Drilling dynamics data recorders 200 may be positioned within one
or more of bit box slot 2104, housing slot 2108, and upper mandrel
slot 2210.
[0164] The foregoing outlines features of several embodiments so
that a person of ordinary skill in the art may better understand
the aspects of the present disclosure. Such features may be
replaced by any one of numerous equivalent alternatives, only some
of which are disclosed herein.
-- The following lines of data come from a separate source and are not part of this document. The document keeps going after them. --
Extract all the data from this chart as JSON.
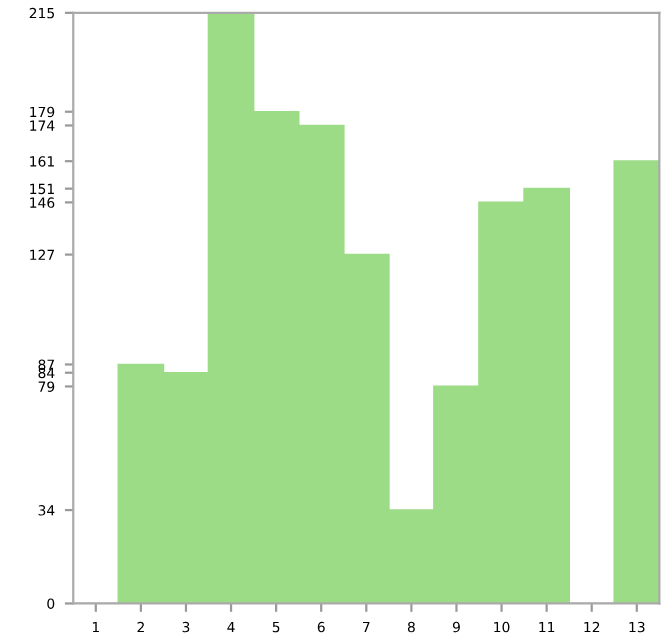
{
  "chart_data": {
    "type": "bar",
    "categories": [
      "1",
      "2",
      "3",
      "4",
      "5",
      "6",
      "7",
      "8",
      "9",
      "10",
      "11",
      "12",
      "13"
    ],
    "values": [
      0,
      87,
      84,
      215,
      179,
      174,
      127,
      34,
      79,
      146,
      151,
      0,
      161
    ],
    "color": "#9ddc87",
    "ylim": [
      0,
      215
    ],
    "yticks": [
      0,
      34,
      79,
      84,
      87,
      127,
      146,
      151,
      161,
      174,
      179,
      215
    ],
    "grid": false
  }
}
One of ordinary skill in the art
should appreciate that they may readily use the present disclosure
as a basis for designing or modifying other processes and
structures for carrying out the same purposes and/or achieving the
same advantages of the embodiments introduced herein. One of
ordinary skill in the art should also realize that such equivalent
constructions do not depart from the spirit and scope of the
present disclosure and that they may make various changes,
substitutions, and alterations herein without departing from the
spirit and scope of the present disclosure.